MongoDB replication lag occurs when the secondary node cannot replicate data fast enough to keep up with the rate that data is being written to the primary node. This can occur for a few reasons, so it can be hard to pinpoint exactly why you are experiencing replication lag. Some of the main culprits include network latency, disk throughput, concurrency, and large amounts of data writes to MongoDB. Your MongoDB replication lag could be caused by something as simple as network latency, packet loss within your network, or a routing issue. Any of which could be slowing down the replication from your primary node to your secondary.
One of the leading causes of replication lag in multi-tenant systems is slow disk throughput. If the filesystem on the secondary disk can’t replicate the data to the disks as fast as the primary, the secondary will have issues in keeping up. Disks may also run out of memory, I/O and CPU, keeping data from being written to secondary node disks and letting them fall further behind the primary.

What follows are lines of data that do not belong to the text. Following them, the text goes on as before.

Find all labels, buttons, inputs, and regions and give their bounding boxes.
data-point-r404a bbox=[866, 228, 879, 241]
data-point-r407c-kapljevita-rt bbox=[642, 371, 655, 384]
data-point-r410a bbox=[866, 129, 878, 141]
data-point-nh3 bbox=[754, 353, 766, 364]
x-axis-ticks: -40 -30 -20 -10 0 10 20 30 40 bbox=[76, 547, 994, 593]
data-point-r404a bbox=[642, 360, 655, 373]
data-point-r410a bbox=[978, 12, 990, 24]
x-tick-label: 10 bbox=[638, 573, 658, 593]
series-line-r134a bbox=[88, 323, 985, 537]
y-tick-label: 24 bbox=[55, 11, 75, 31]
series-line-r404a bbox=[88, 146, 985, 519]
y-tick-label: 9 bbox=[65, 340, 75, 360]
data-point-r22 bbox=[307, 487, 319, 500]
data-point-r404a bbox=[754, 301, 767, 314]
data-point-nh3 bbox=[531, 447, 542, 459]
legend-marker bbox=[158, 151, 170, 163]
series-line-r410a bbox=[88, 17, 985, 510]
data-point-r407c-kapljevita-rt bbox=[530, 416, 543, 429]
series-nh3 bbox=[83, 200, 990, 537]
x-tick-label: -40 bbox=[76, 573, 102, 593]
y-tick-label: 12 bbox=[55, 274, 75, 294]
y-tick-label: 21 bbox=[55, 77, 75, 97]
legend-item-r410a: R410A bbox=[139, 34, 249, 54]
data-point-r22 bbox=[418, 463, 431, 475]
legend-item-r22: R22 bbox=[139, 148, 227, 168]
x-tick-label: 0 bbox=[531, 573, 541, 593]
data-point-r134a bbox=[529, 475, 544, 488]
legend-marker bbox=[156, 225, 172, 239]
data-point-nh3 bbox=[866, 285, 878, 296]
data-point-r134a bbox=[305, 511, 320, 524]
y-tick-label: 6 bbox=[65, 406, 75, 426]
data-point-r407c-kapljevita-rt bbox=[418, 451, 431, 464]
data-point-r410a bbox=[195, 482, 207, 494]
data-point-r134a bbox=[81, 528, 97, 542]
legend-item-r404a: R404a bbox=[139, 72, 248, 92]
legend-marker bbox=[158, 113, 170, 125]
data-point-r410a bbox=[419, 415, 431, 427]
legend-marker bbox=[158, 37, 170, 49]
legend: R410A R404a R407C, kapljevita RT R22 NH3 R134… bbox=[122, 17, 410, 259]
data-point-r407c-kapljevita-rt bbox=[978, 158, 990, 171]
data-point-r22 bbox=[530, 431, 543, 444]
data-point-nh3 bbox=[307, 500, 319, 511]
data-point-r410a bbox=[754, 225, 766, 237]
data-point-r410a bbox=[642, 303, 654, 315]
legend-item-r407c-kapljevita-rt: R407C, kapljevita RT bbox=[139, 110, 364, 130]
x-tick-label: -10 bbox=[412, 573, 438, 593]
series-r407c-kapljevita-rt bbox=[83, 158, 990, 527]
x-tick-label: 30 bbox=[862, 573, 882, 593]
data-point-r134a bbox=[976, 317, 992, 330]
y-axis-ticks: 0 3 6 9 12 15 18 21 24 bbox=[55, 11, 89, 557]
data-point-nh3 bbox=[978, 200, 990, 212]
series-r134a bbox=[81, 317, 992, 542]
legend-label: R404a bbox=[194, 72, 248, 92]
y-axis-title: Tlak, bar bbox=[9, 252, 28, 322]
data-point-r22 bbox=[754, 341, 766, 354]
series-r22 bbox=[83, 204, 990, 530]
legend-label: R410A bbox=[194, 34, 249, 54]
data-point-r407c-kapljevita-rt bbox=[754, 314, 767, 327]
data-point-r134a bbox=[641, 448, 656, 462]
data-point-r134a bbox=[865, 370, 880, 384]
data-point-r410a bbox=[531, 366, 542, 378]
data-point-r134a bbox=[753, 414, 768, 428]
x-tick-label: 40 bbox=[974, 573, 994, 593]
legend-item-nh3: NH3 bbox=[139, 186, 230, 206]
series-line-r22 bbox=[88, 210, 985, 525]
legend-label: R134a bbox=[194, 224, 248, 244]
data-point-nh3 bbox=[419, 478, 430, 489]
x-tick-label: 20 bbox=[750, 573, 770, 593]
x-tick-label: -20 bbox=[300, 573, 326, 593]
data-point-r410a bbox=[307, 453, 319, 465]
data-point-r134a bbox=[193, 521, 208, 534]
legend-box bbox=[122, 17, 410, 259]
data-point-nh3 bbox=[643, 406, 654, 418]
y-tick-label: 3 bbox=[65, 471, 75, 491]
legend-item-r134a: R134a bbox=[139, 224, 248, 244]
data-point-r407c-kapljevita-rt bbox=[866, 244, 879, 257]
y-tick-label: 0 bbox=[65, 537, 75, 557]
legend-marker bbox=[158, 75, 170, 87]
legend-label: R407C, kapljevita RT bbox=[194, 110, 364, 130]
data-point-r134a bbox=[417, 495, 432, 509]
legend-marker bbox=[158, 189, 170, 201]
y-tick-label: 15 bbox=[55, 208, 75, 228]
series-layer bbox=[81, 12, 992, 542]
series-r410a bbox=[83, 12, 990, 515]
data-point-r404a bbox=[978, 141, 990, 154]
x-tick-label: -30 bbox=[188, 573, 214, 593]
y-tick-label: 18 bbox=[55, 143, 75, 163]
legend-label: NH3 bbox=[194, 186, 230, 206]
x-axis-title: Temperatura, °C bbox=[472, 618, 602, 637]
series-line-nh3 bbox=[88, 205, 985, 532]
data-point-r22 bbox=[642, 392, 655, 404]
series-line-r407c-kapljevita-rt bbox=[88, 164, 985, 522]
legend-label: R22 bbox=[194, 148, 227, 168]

Concurrency strikes again! As we mentioned in our last blog on MongoDB Lock Percentage, concurrency (while entirely supported and well-handled on MongoDB with their granularity) can sometimes cause unintended consequences within your system. In this case, large and long running write operations will lock up the system and block the replication to secondaries until complete, increasing replication lag. Similar to concurrency, when running frequent and large write operations, the secondary node disk will be unable to read the oplog as fast as the primary is being written to and fall behind on replication.

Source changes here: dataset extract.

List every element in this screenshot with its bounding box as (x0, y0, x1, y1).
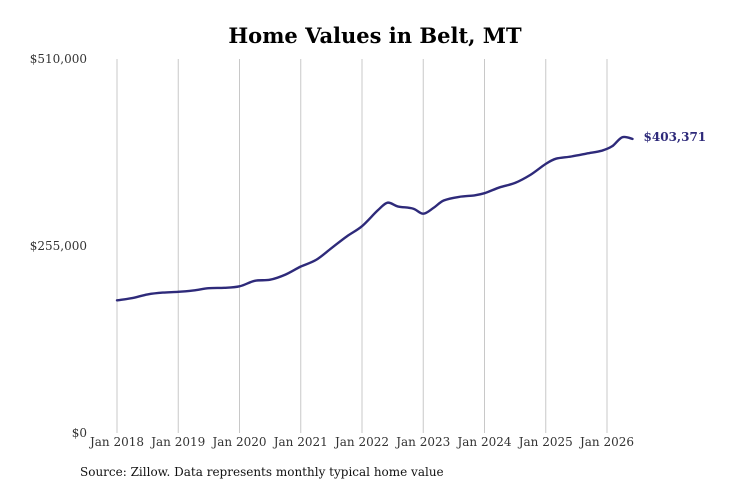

As stated above, even with the most powerful computers and databases at your fingertips, you will see some sort of replication lag, but the question is, how much lag is too much lag? Ideally, in a healthy system, MongoDB replication lag should remain as close to zero as possible, but that’s not always going to be possible. Sometimes, the secondary nodes may lag behind the primary, but will usually fix themselves without any intervention necessary, and that’s perfectly normal. However, if MongoDB replication lag persistently stays high and continues to rise, then you will need to step in and remedy the situation before the quality of your database begins to degrade and you have even more problems on your hand.
You need to stay on top of this for a number of reasons. As you probably know, the main reason you have secondary nodes is for it to take over if your primary node is no longer apart of the majority active set and steps down, or it flat out fails. You will not want an out of date secondary node taking over for your primary node, and if it is so far behind that your database won’t function correctly, then you may even have to take down your entire database until your new primary node is updated, or the old one is recovered. To go along with this point, if your secondary node falls too far behind from your primary node, and operations are not being replicated and kept up-to-date, then if your primary fails and can’t be recovered, there will be a large amount of manual reconciliation that will need to be done which will take a lot of time, resources and create headaches for everyone involved.
Make sure to use all of your tools at your disposal when minimizing MongoDB replication lag. Since the Opslogs has limited space, you won’t want to let it fall too far behind, or else the secondary node can’t catch up with the primary, and if this occurs, you will need to run a full sync. It’s important to avoid a full sync at all costs since it can be extremely expensive. There are a few different methods to make sure you’re on top of MongoDB replication lag and keep it from getting out of hand. First you will want to frequently check where the replication lag interval is sitting. To check on the current replication rate, use this command in the mongo shell that is connected to the Primary Node: rs.printSlaveReplicationInfo(). This will return the ‘syncedTo’ value for each member and when the most recent oplog entry was written to the secondary.
If you don’t want to manually check MongoDB replication lag every day, consider monitoring it with a service such as Google Cloud’s Stackdriver with BindPlane. BindPlane works in tandem with the leading data monitoring services to allow you to monitor metrics such as “Slave Delay” and “replication count” within and allows you to create intelligent alerts. By definition replication lag is the amount of time it takes for the secondary to read the opslog and replicate the data from the primary node, so if it takes 15 minutes for the secondary node to read the opslog, then there is a 15 minute replication lag time. This would obviously be too much time, so to mitigate it, you can set alerts to let you know when the replication interval exceeds your ideal time, 2-5 minutes for example. Along with monitoring MongoDB replication lag time directly, you can also monitor the disk related metrics of the secondary node to make sure they keep up with the primary. For example, you can monitor metrics such as Network I/O, CPU, and Disk Space. Alerts can be set up for these as well to keep you on your toes and help you stop excessive replication lag before it happens.